With the regional trophy in their hands, Chihaya starts to fear the upcoming nationals at Omi Jingu, worried she’ll disgrace Tokyo if they lose badly. Taichi snaps her out of it. Chihaya’s family appears totally transfixed on her sister Chitose, making it hard to bring up her own recent achievements. She’s relieved to see her father also keeps a scrapbook for her. Their faculty advisor, Mrs. Miyauchi, who originally was going to blow off their tournament, sneaks a peak at what the karuta club is really up to. She changes her mind and accompanies them.
We’re nearly at the halfway point in Chihayafuru, as the Nationals come next week. This week was all about preparation, both practical and mental. The upcoming tournament will be a far tougher challenge than anything they’ve faced, but they can’t face it with wavering wills. A degree of fear is healthy in any competitive exercise, but it must be controlled. Taichi proves yet again that he’s the motivational glue that keeps the team cheerful and confident.

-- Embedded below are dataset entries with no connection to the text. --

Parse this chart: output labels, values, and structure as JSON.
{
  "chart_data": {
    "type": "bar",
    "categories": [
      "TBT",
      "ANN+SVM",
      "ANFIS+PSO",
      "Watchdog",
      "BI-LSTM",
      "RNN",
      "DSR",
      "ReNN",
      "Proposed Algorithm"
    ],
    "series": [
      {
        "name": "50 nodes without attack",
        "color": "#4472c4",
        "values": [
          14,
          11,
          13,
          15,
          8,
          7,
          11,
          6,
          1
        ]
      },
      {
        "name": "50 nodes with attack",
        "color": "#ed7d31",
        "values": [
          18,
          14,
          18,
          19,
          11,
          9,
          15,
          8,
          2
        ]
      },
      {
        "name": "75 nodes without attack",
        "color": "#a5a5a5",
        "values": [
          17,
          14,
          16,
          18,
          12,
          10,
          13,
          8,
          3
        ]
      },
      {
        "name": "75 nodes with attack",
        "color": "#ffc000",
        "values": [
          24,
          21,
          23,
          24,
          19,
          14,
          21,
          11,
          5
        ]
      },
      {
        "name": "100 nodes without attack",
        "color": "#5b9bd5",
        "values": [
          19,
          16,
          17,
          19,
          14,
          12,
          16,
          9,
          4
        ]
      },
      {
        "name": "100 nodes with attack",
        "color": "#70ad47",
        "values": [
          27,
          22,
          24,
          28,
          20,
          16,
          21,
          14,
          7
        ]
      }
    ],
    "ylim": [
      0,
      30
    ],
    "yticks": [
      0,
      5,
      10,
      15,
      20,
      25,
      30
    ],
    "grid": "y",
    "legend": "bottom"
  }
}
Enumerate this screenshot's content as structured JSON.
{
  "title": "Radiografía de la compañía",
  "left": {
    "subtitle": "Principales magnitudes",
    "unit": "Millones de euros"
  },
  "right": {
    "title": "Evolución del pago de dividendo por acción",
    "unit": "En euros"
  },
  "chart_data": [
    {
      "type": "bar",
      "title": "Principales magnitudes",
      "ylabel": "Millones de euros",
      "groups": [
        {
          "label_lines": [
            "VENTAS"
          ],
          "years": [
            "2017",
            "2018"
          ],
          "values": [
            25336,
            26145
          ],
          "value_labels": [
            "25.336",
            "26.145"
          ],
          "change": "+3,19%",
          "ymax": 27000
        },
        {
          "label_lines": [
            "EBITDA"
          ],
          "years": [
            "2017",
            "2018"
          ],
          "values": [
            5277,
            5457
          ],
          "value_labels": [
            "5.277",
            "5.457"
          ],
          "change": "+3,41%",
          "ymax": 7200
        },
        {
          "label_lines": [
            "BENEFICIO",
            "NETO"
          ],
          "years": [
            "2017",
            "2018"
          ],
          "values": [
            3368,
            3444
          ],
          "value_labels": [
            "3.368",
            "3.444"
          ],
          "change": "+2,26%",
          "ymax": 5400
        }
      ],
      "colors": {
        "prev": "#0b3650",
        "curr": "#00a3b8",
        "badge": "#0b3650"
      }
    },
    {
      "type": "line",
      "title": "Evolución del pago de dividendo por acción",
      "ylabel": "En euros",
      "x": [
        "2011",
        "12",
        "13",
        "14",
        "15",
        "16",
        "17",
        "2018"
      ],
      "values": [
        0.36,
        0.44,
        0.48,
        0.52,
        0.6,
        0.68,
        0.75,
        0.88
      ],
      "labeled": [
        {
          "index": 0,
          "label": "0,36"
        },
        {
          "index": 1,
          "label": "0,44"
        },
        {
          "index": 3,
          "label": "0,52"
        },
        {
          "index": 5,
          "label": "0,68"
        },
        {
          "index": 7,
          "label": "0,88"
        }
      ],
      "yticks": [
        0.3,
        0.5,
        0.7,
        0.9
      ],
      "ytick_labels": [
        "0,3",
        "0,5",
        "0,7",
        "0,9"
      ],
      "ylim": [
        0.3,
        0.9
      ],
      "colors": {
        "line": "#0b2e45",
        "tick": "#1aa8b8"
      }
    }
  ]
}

This week also featured to parties that were previously utterly indifferent both to Chihaya and to whatever it was she was up to: her family, and her teacher. When her dad sees her in the paper, he saves the clipping, as he has saved clippings of her ever since she started on the karuta road. Chitose is definitely a big bright star in which Chihaya is often lost in the glare, but Chihaya’s family still loves and supports her, even if quietly. As for Mrs. Miyauchi, she was fortunate enough to look in the window of the club just when they were about to put on a hell of a show, which utterly convinced her that karuta is not just some silly obscure dalliance. It’s serious, beautiful business.
Chihayafuru will continue in January 2012.

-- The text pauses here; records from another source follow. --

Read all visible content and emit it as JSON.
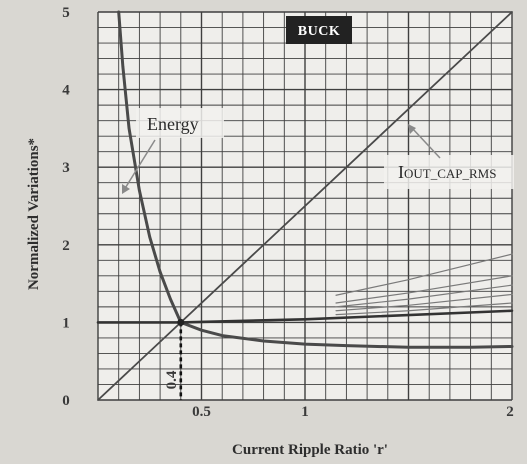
{
  "chart_data": {
    "type": "line",
    "title": "BUCK",
    "xlabel": "Current Ripple Ratio 'r'",
    "ylabel": "Normalized Variations*",
    "xlim": [
      0,
      2
    ],
    "ylim": [
      0,
      5
    ],
    "x_ticks": [
      "0.5",
      "1",
      "2"
    ],
    "x_tick_values": [
      0.5,
      1,
      2
    ],
    "y_ticks": [
      "0",
      "1",
      "2",
      "3",
      "4",
      "5"
    ],
    "y_tick_values": [
      0,
      1,
      2,
      3,
      4,
      5
    ],
    "grid": true,
    "series": [
      {
        "name": "Energy",
        "x": [
          0.1,
          0.12,
          0.15,
          0.2,
          0.25,
          0.3,
          0.35,
          0.4,
          0.5,
          0.6,
          0.8,
          1.0,
          1.2,
          1.5,
          1.8,
          2.0
        ],
        "y": [
          5.0,
          4.3,
          3.5,
          2.7,
          2.1,
          1.65,
          1.3,
          1.0,
          0.9,
          0.83,
          0.76,
          0.72,
          0.7,
          0.68,
          0.68,
          0.69
        ]
      },
      {
        "name": "IOUT_CAP_RMS",
        "x": [
          0,
          2
        ],
        "y": [
          0,
          5.0
        ]
      },
      {
        "x": [
          0,
          0.4,
          1.0,
          2.0
        ],
        "y": [
          1.0,
          1.0,
          1.04,
          1.15
        ]
      },
      {
        "x": [
          1.15,
          1.5,
          2.0
        ],
        "y": [
          1.35,
          1.55,
          1.88
        ]
      },
      {
        "x": [
          1.15,
          1.5,
          2.0
        ],
        "y": [
          1.25,
          1.38,
          1.6
        ]
      },
      {
        "x": [
          1.15,
          1.5,
          2.0
        ],
        "y": [
          1.2,
          1.3,
          1.48
        ]
      },
      {
        "x": [
          1.15,
          1.5,
          2.0
        ],
        "y": [
          1.15,
          1.22,
          1.36
        ]
      },
      {
        "x": [
          1.15,
          1.5,
          2.0
        ],
        "y": [
          1.1,
          1.15,
          1.25
        ]
      }
    ],
    "annotations": [
      {
        "text": "Energy",
        "points_to": {
          "x": 0.13,
          "y": 2.85
        }
      },
      {
        "text": "IOUT_CAP_RMS",
        "points_to": {
          "x": 1.3,
          "y": 3.5
        }
      },
      {
        "text": "0.4",
        "at": {
          "x": 0.4,
          "y": 1.0
        }
      }
    ],
    "highlight_point": {
      "x": 0.4,
      "y": 1.0
    },
    "colors": {
      "background": "#d9d7d2",
      "plot_background": "#efeeeb",
      "grid": "#3f3f3f",
      "curve": "#4a4a4a",
      "line": "#555555",
      "badge": "#222222"
    }
  }
}
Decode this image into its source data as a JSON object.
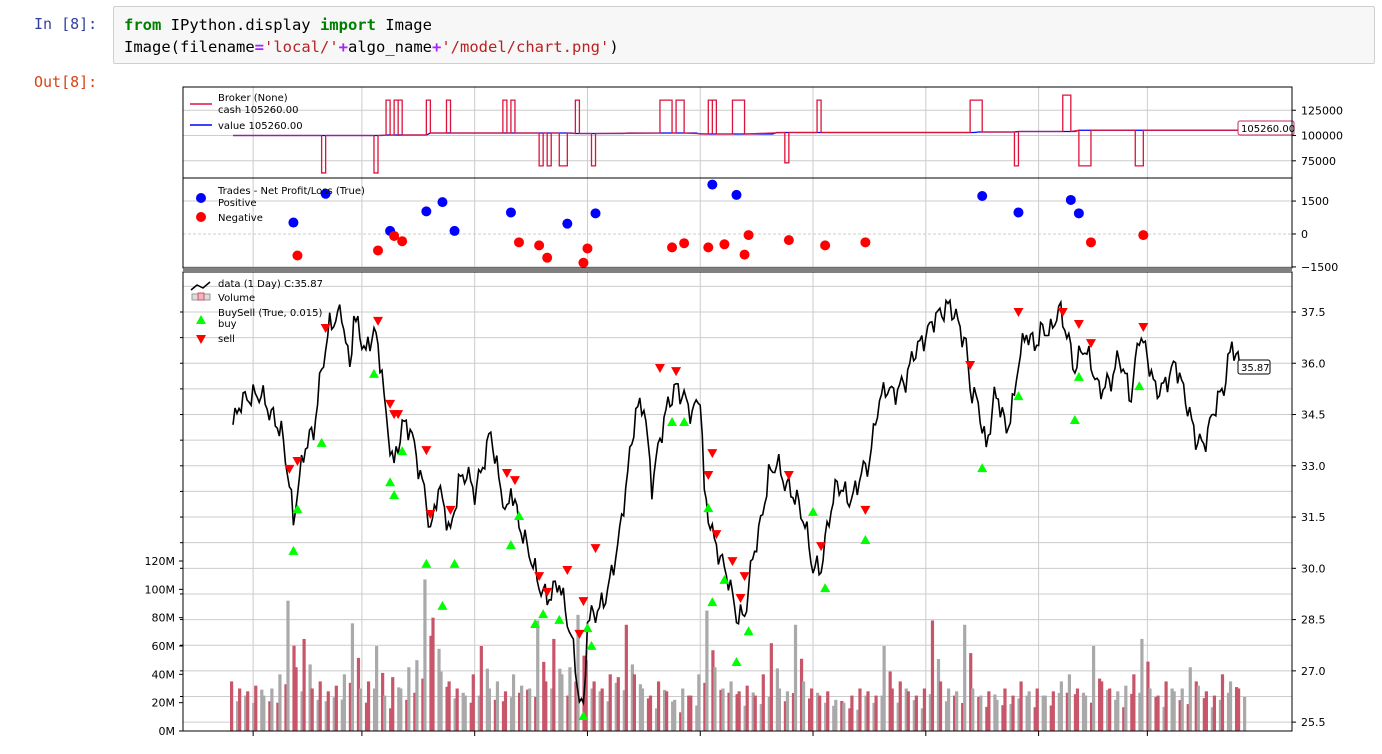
{
  "notebook": {
    "input_prompt": "In [8]:",
    "output_prompt": "Out[8]:",
    "code_lines": [
      [
        {
          "t": "from",
          "k": "kw"
        },
        {
          "t": " IPython.display ",
          "k": ""
        },
        {
          "t": "import",
          "k": "kw"
        },
        {
          "t": " Image",
          "k": ""
        }
      ],
      [
        {
          "t": "Image(filename",
          "k": ""
        },
        {
          "t": "=",
          "k": "op"
        },
        {
          "t": "'local/'",
          "k": "str"
        },
        {
          "t": "+",
          "k": "op"
        },
        {
          "t": "algo_name",
          "k": ""
        },
        {
          "t": "+",
          "k": "op"
        },
        {
          "t": "'/model/chart.png'",
          "k": "str"
        },
        {
          "t": ")",
          "k": ""
        }
      ]
    ]
  },
  "chart_data": [
    {
      "type": "line",
      "panel": "broker",
      "legend": {
        "title": "Broker (None)",
        "cash": "cash 105260.00",
        "value": "value 105260.00"
      },
      "colors": {
        "cash": "#dc143c",
        "value": "#0000ff"
      },
      "yticks": [
        75000,
        100000,
        125000
      ],
      "ylim": [
        58000,
        148000
      ],
      "last_value_label": "105260.00",
      "base_steps": [
        [
          0,
          100000
        ],
        [
          38,
          100500
        ],
        [
          49,
          102500
        ],
        [
          85,
          102000
        ],
        [
          98,
          102500
        ],
        [
          116,
          101500
        ],
        [
          135,
          103000
        ],
        [
          185,
          103500
        ],
        [
          195,
          104000
        ],
        [
          210,
          105260
        ],
        [
          250,
          105260
        ]
      ],
      "cash_spikes_up": [
        [
          38,
          39,
          135000
        ],
        [
          40,
          41,
          135000
        ],
        [
          41,
          42,
          135000
        ],
        [
          48,
          49,
          135000
        ],
        [
          53,
          54,
          135000
        ],
        [
          67,
          68,
          135000
        ],
        [
          69,
          70,
          135000
        ],
        [
          85,
          86,
          135000
        ],
        [
          106,
          109,
          135000
        ],
        [
          110,
          112,
          135000
        ],
        [
          118,
          119,
          135000
        ],
        [
          119,
          120,
          135000
        ],
        [
          124,
          127,
          135000
        ],
        [
          145,
          146,
          135000
        ],
        [
          183,
          186,
          135000
        ],
        [
          206,
          208,
          140000
        ]
      ],
      "cash_spikes_down": [
        [
          22,
          23,
          63000
        ],
        [
          35,
          36,
          63000
        ],
        [
          76,
          77,
          70000
        ],
        [
          78,
          79,
          70000
        ],
        [
          81,
          83,
          70000
        ],
        [
          89,
          90,
          70000
        ],
        [
          137,
          138,
          73000
        ],
        [
          194,
          195,
          70000
        ],
        [
          210,
          213,
          70000
        ],
        [
          224,
          226,
          70000
        ]
      ]
    },
    {
      "type": "scatter",
      "panel": "trades",
      "legend": {
        "title": "Trades - Net Profit/Loss (True)",
        "positive": "Positive",
        "negative": "Negative"
      },
      "colors": {
        "positive": "#0000ff",
        "negative": "#ff0000"
      },
      "yticks": [
        -1500,
        0,
        1500
      ],
      "ylim": [
        -1550,
        2550
      ],
      "positive": [
        [
          15,
          520
        ],
        [
          23,
          1830
        ],
        [
          39,
          140
        ],
        [
          48,
          1030
        ],
        [
          52,
          1450
        ],
        [
          55,
          140
        ],
        [
          69,
          980
        ],
        [
          83,
          470
        ],
        [
          90,
          940
        ],
        [
          119,
          2250
        ],
        [
          125,
          1780
        ],
        [
          186,
          1730
        ],
        [
          195,
          980
        ],
        [
          208,
          1550
        ],
        [
          210,
          940
        ]
      ],
      "negative": [
        [
          16,
          -980
        ],
        [
          36,
          -750
        ],
        [
          40,
          -90
        ],
        [
          42,
          -330
        ],
        [
          71,
          -380
        ],
        [
          76,
          -520
        ],
        [
          78,
          -1080
        ],
        [
          87,
          -1310
        ],
        [
          88,
          -660
        ],
        [
          109,
          -610
        ],
        [
          112,
          -420
        ],
        [
          118,
          -610
        ],
        [
          122,
          -470
        ],
        [
          127,
          -940
        ],
        [
          128,
          -50
        ],
        [
          138,
          -280
        ],
        [
          147,
          -520
        ],
        [
          157,
          -380
        ],
        [
          213,
          -380
        ],
        [
          226,
          -50
        ]
      ]
    },
    {
      "type": "line",
      "panel": "price",
      "legend": {
        "data": "data (1 Day) C:35.87",
        "volume": "Volume",
        "buysell": "BuySell (True, 0.015)",
        "buy": "buy",
        "sell": "sell"
      },
      "colors": {
        "price": "#000000",
        "buy": "#00ff00",
        "sell": "#ff0000",
        "vol_up": "#c8566a",
        "vol_down": "#a9a9a9"
      },
      "yticks": [
        25.5,
        27.0,
        28.5,
        30.0,
        31.5,
        33.0,
        34.5,
        36.0,
        37.5
      ],
      "ylim": [
        25.24,
        38.67
      ],
      "xticks": [
        5,
        32,
        60,
        88,
        116,
        144,
        172,
        200,
        227
      ],
      "last_value_label": "35.87",
      "volume_yticks": [
        "0M",
        "20M",
        "40M",
        "60M",
        "80M",
        "100M",
        "120M"
      ],
      "price": [
        [
          0,
          34.2
        ],
        [
          2,
          34.9
        ],
        [
          4,
          35.0
        ],
        [
          7,
          35.1
        ],
        [
          9,
          34.6
        ],
        [
          12,
          34.0
        ],
        [
          14,
          32.5
        ],
        [
          15,
          31.3
        ],
        [
          16,
          32.3
        ],
        [
          18,
          33.6
        ],
        [
          20,
          34.0
        ],
        [
          22,
          35.8
        ],
        [
          24,
          37.1
        ],
        [
          27,
          37.5
        ],
        [
          29,
          35.8
        ],
        [
          30,
          37.4
        ],
        [
          33,
          36.3
        ],
        [
          35,
          37.0
        ],
        [
          37,
          35.8
        ],
        [
          38,
          34.3
        ],
        [
          40,
          33.0
        ],
        [
          42,
          34.2
        ],
        [
          44,
          34.1
        ],
        [
          46,
          33.0
        ],
        [
          48,
          32.0
        ],
        [
          49,
          31.0
        ],
        [
          51,
          32.4
        ],
        [
          53,
          31.5
        ],
        [
          54,
          31.0
        ],
        [
          56,
          32.5
        ],
        [
          58,
          32.8
        ],
        [
          60,
          32.2
        ],
        [
          62,
          33.0
        ],
        [
          64,
          34.0
        ],
        [
          66,
          32.6
        ],
        [
          68,
          31.5
        ],
        [
          69,
          32.4
        ],
        [
          71,
          31.3
        ],
        [
          74,
          30.3
        ],
        [
          76,
          29.5
        ],
        [
          78,
          29.1
        ],
        [
          81,
          29.6
        ],
        [
          83,
          28.5
        ],
        [
          84,
          28.0
        ],
        [
          86,
          26.2
        ],
        [
          87,
          25.8
        ],
        [
          88,
          28.5
        ],
        [
          90,
          28.7
        ],
        [
          92,
          29.0
        ],
        [
          94,
          29.8
        ],
        [
          96,
          31.0
        ],
        [
          98,
          32.8
        ],
        [
          100,
          34.6
        ],
        [
          102,
          34.8
        ],
        [
          104,
          32.4
        ],
        [
          106,
          33.8
        ],
        [
          108,
          34.8
        ],
        [
          110,
          35.3
        ],
        [
          112,
          35.0
        ],
        [
          114,
          34.5
        ],
        [
          116,
          35.1
        ],
        [
          117,
          32.2
        ],
        [
          119,
          31.0
        ],
        [
          121,
          30.3
        ],
        [
          123,
          29.7
        ],
        [
          125,
          28.6
        ],
        [
          127,
          28.6
        ],
        [
          129,
          30.3
        ],
        [
          131,
          31.3
        ],
        [
          133,
          32.7
        ],
        [
          135,
          33.1
        ],
        [
          137,
          32.5
        ],
        [
          140,
          32.0
        ],
        [
          142,
          31.3
        ],
        [
          144,
          30.0
        ],
        [
          146,
          30.0
        ],
        [
          148,
          31.5
        ],
        [
          150,
          32.5
        ],
        [
          153,
          32.0
        ],
        [
          154,
          32.1
        ],
        [
          156,
          32.8
        ],
        [
          158,
          33.1
        ],
        [
          160,
          34.7
        ],
        [
          162,
          35.3
        ],
        [
          164,
          35.1
        ],
        [
          167,
          35.5
        ],
        [
          169,
          36.3
        ],
        [
          172,
          36.8
        ],
        [
          174,
          37.3
        ],
        [
          176,
          37.5
        ],
        [
          178,
          37.7
        ],
        [
          180,
          37.2
        ],
        [
          182,
          36.5
        ],
        [
          183,
          35.3
        ],
        [
          185,
          34.8
        ],
        [
          187,
          33.5
        ],
        [
          189,
          35.0
        ],
        [
          190,
          35.0
        ],
        [
          192,
          34.0
        ],
        [
          194,
          35.0
        ],
        [
          195,
          36.1
        ],
        [
          197,
          36.9
        ],
        [
          199,
          36.5
        ],
        [
          201,
          37.0
        ],
        [
          203,
          36.9
        ],
        [
          205,
          37.6
        ],
        [
          207,
          36.9
        ],
        [
          209,
          35.8
        ],
        [
          211,
          36.5
        ],
        [
          213,
          36.0
        ],
        [
          215,
          35.2
        ],
        [
          218,
          35.5
        ],
        [
          220,
          36.2
        ],
        [
          223,
          35.0
        ],
        [
          225,
          36.9
        ],
        [
          227,
          36.2
        ],
        [
          229,
          35.2
        ],
        [
          231,
          35.3
        ],
        [
          234,
          36.0
        ],
        [
          236,
          35.2
        ],
        [
          239,
          33.8
        ],
        [
          241,
          33.6
        ],
        [
          244,
          34.8
        ],
        [
          246,
          35.3
        ],
        [
          248,
          36.6
        ],
        [
          250,
          35.87
        ]
      ],
      "buy": [
        [
          15,
          30.51
        ],
        [
          16,
          31.73
        ],
        [
          22,
          33.67
        ],
        [
          35,
          35.69
        ],
        [
          39,
          32.52
        ],
        [
          40,
          32.14
        ],
        [
          42,
          33.43
        ],
        [
          48,
          30.13
        ],
        [
          52,
          28.9
        ],
        [
          55,
          30.13
        ],
        [
          69,
          30.68
        ],
        [
          71,
          31.53
        ],
        [
          75,
          28.37
        ],
        [
          77,
          28.66
        ],
        [
          81,
          28.49
        ],
        [
          87,
          25.68
        ],
        [
          88,
          28.25
        ],
        [
          89,
          27.73
        ],
        [
          109,
          34.28
        ],
        [
          112,
          34.28
        ],
        [
          118,
          31.76
        ],
        [
          119,
          29.01
        ],
        [
          122,
          29.66
        ],
        [
          125,
          27.26
        ],
        [
          128,
          28.16
        ],
        [
          144,
          31.65
        ],
        [
          147,
          29.42
        ],
        [
          157,
          30.83
        ],
        [
          186,
          32.93
        ],
        [
          195,
          35.04
        ],
        [
          209,
          34.34
        ],
        [
          210,
          35.6
        ],
        [
          225,
          35.33
        ]
      ],
      "sell": [
        [
          14,
          32.91
        ],
        [
          16,
          33.14
        ],
        [
          23,
          37.03
        ],
        [
          36,
          37.24
        ],
        [
          39,
          34.81
        ],
        [
          40,
          34.51
        ],
        [
          41,
          34.51
        ],
        [
          48,
          33.46
        ],
        [
          49,
          31.59
        ],
        [
          54,
          31.71
        ],
        [
          68,
          32.79
        ],
        [
          70,
          32.58
        ],
        [
          76,
          29.77
        ],
        [
          78,
          29.31
        ],
        [
          83,
          29.95
        ],
        [
          86,
          28.08
        ],
        [
          87,
          29.04
        ],
        [
          90,
          30.59
        ],
        [
          106,
          35.86
        ],
        [
          110,
          35.77
        ],
        [
          118,
          32.73
        ],
        [
          119,
          33.37
        ],
        [
          120,
          31.0
        ],
        [
          124,
          30.21
        ],
        [
          126,
          29.13
        ],
        [
          127,
          29.77
        ],
        [
          138,
          32.73
        ],
        [
          146,
          30.65
        ],
        [
          157,
          31.71
        ],
        [
          183,
          35.95
        ],
        [
          195,
          37.5
        ],
        [
          206,
          37.5
        ],
        [
          210,
          37.15
        ],
        [
          213,
          36.59
        ],
        [
          226,
          37.06
        ]
      ],
      "volume_millions_every_2_bars": [
        35,
        30,
        28,
        32,
        25,
        30,
        40,
        92,
        45,
        65,
        30,
        35,
        28,
        32,
        40,
        76,
        30,
        35,
        60,
        25,
        38,
        30,
        45,
        50,
        107,
        80,
        42,
        35,
        30,
        25,
        40,
        60,
        30,
        35,
        28,
        40,
        32,
        30,
        78,
        35,
        65,
        40,
        45,
        82,
        50,
        35,
        30,
        40,
        38,
        75,
        40,
        30,
        25,
        35,
        28,
        22,
        30,
        25,
        40,
        85,
        45,
        30,
        35,
        28,
        32,
        25,
        40,
        62,
        30,
        28,
        75,
        35,
        30,
        25,
        28,
        22,
        20,
        25,
        30,
        28,
        25,
        60,
        30,
        35,
        28,
        25,
        30,
        78,
        35,
        30,
        28,
        75,
        30,
        25,
        28,
        22,
        30,
        25,
        35,
        28,
        30,
        25,
        28,
        35,
        40,
        30,
        25,
        60,
        35,
        30,
        28,
        32,
        40,
        65,
        30,
        25,
        35,
        28,
        30,
        45,
        32,
        28,
        25,
        40,
        35,
        30
      ]
    }
  ]
}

The day of the national karuta tournament arrives, but the conditions prove too much for Chihaya, who cannot focus and faints in the middle of the first match. Meanwhile, as Arata makes his way to the match, he rememices about the past, including his grandfather’s stroke and subsequent dementia. He is able to meet briefly with Chihaya until she goes to the hospital. When she wakes up, Taichi has present from him that assures her he’ll play her in a match next time.
This was another excellent episode, but it didn’t feel like the end; perhaps there’s more episodes in store? If so, that’s news to us, but we certainly wouldn’t begrudge a continuation. While the regional matches were comprehensively covered, the nationals end about as soon as they begin for poor Chihaya, who has to forfeit for, shall we say, unspecified illness, exacerbated by the crush of people, the heat, and of course, all the pressure on her elegant shoulders.
Chihaya is one to punish herself for letting people down, but when she awakens in hospital, her teammates aren’t down at all; Desktomu even won his first two games, and everyone is in high spirits, eager to play more. We’d be remiss if we didn’t mention Arata’s part in this episode. His scenes with his deteriorating grandfather are very moving. You know he’s moved too when a karuta official tells him he plays like his grandfather. His teachings live on in Arata; wasting them wouldn’t be cool.